Les lésions intra-abdominales non identifiées sont l’une des principales causes de décès chez les patients traumatisés. Parce qu’elles sont difficiles à diagnostiquer en préhospitalier, la bonne prise en charge consiste à transporter rapidement ces patients vers l’hôpital approprié le plus proche.


La mortalité précoce due à un traumatisme abdominal résulte typiquement d’une hémorragie massive, consécutive aussi bien à un traumatisme fermé qu’à un traumatisme pénétrant. Pour tout patient en état de choc inexpliqué, il faut suspecter une hémorragie intra-abdominale jusqu’à preuve du contraire. Les complications tardives et les décès peuvent être liés à des lésions passées inaperçues du foie, de la rate, du côlon, de l’intestin grêle, de l’estomac ou du pancréas. L’absence de signes locaux de traumatisme abdominal ne doit pas faire exclure la possibilité de lésions sévères, en particulier quand la conscience est altérée par la prise d’alcool, de drogue ou par un traumatisme crânien.
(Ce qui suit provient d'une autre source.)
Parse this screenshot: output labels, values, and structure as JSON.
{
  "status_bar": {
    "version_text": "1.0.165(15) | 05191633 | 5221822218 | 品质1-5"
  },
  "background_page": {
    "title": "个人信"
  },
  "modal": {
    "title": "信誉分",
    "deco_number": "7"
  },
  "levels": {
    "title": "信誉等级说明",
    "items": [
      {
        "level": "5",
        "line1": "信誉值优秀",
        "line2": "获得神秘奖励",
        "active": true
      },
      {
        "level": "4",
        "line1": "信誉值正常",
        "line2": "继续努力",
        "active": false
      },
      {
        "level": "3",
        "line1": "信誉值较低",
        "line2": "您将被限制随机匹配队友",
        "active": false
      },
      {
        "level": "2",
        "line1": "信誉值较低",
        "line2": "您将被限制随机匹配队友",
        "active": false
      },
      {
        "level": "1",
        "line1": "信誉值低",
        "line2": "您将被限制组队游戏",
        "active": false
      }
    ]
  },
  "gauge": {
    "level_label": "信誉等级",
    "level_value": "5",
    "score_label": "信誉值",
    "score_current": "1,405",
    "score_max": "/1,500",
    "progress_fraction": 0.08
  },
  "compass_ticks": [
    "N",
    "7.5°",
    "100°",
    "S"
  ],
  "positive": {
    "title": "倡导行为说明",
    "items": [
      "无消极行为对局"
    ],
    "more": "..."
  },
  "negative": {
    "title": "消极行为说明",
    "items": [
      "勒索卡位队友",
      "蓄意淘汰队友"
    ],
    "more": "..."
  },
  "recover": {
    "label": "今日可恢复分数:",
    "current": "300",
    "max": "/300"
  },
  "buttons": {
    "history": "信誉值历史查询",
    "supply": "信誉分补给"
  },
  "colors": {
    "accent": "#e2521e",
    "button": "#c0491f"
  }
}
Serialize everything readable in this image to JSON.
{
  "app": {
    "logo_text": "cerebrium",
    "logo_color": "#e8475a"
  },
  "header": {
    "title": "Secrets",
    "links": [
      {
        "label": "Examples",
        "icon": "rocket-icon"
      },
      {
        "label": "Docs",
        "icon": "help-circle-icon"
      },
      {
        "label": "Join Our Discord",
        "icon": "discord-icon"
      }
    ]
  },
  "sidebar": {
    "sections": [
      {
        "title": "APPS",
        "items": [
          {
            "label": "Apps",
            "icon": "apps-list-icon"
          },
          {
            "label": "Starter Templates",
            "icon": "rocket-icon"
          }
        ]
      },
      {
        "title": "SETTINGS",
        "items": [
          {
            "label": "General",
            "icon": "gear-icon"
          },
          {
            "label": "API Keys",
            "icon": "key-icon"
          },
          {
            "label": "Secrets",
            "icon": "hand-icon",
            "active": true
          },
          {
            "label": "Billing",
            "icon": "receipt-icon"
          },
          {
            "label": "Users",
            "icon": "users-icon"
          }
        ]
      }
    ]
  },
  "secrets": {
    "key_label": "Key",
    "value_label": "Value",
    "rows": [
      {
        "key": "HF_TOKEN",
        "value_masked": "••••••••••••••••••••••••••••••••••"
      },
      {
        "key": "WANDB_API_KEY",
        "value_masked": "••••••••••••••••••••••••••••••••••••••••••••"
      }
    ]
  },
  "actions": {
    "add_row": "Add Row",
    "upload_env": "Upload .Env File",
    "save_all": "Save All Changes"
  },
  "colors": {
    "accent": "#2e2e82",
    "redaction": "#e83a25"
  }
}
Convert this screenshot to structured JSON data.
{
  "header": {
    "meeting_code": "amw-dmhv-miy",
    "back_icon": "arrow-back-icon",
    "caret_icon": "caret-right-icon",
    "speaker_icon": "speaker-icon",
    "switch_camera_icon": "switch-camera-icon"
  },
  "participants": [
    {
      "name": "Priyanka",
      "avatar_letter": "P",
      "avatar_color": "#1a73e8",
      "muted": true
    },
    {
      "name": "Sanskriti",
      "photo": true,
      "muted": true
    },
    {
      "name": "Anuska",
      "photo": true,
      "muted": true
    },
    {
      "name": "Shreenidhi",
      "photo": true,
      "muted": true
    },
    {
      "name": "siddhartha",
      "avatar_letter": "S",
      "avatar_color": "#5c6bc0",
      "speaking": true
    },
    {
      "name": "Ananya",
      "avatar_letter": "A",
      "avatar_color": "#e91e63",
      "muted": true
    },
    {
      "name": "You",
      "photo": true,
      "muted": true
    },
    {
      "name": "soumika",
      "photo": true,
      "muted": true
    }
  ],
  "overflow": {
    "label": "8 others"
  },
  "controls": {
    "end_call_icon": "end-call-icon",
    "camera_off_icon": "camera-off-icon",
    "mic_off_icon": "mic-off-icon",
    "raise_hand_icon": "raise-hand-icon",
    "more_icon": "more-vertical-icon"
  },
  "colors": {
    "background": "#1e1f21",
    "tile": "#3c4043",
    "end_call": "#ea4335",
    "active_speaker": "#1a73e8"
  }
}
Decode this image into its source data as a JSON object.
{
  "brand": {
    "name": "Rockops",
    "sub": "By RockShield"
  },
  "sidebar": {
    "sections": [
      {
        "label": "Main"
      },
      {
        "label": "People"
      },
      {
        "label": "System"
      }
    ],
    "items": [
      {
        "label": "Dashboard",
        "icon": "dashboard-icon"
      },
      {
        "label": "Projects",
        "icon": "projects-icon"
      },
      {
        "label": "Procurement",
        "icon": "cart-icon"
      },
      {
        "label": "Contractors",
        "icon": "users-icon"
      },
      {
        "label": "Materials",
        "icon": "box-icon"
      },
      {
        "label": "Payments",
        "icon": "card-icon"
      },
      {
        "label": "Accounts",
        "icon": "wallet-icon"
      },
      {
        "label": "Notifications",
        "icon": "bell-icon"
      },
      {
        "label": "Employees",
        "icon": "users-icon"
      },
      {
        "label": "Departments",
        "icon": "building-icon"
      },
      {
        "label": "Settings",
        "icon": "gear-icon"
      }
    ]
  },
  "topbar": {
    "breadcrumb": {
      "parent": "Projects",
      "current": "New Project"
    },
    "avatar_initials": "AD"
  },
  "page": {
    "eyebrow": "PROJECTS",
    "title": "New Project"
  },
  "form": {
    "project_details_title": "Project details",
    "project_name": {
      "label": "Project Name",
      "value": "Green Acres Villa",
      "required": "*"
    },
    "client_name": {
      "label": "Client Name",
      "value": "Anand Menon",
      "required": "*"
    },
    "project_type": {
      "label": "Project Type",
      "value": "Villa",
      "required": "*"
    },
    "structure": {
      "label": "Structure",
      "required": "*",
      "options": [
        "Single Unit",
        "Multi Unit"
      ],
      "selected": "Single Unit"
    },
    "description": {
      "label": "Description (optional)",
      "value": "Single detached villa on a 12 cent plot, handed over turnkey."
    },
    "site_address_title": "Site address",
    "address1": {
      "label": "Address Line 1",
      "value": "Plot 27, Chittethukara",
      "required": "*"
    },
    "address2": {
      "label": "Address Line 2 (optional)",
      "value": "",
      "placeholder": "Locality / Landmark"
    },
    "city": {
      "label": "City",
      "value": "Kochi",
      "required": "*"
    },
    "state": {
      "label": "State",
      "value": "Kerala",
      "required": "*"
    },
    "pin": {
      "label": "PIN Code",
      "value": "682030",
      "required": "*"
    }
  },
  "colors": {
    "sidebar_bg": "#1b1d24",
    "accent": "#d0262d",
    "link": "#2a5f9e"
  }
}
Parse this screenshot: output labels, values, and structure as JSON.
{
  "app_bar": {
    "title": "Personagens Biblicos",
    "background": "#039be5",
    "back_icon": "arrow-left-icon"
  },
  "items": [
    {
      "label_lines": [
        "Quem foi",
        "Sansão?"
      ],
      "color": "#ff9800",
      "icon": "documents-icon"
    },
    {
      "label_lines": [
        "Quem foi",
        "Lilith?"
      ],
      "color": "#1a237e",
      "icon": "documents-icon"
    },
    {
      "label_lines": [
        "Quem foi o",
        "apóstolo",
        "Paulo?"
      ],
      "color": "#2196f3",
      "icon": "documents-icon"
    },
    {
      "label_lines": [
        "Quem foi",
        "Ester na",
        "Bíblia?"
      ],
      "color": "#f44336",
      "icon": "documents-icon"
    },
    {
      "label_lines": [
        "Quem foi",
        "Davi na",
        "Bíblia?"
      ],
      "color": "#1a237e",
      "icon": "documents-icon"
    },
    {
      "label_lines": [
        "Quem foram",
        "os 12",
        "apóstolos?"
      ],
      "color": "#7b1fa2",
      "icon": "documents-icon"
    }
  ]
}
Un niveau de suspicion élevé, fondé sur le mécanisme de l’accident, devrait alerter les intervenants préhospitaliers sur le risque potentiel de traumatisme abdominal et d’hémorragie intra-abdominale. Un intervenant préhospitalier ne doit pas se focaliser sur l’étendue exacte du traumatisme abdominal : il doit examiner son patient dans la globalité.



Anatomie


L’abdomen contient les principaux organes des systèmes digestif, endocrinien et urogénital, ainsi que les principaux vaisseaux du système circulatoire. La cavité abdominale est située en dessous du diaphragme, ses limites étant la paroi abdominale antérieure, le pelvis, la colonne vertébrale et les muscles de l’abdomen ainsi que les flancs. La cavité abdominale est divisée en deux espaces. L’espace péritonéal (la « vraie » cavité abdominale) contient l’intestin grêle et le gros intestin, la rate, le foie, l’estomac, la vésicule biliaire et les organes de reproduction chez la femme (figure 12-1). L’espace rétropéritonéal (espace virtuel derrière la « vraie » cavité abdominale) contient les reins, les uretères, la vessie, les organes de la reproduction, la veine cave inférieure, l’aorte abdominale, le pancréas, et une portion du duodénum, du côlon ainsi que du rectum (figure 12-2). La vessie et les organes reproducteurs chez l’homme (pénis, testicules et prostate) sont des organes sous-péritonéaux.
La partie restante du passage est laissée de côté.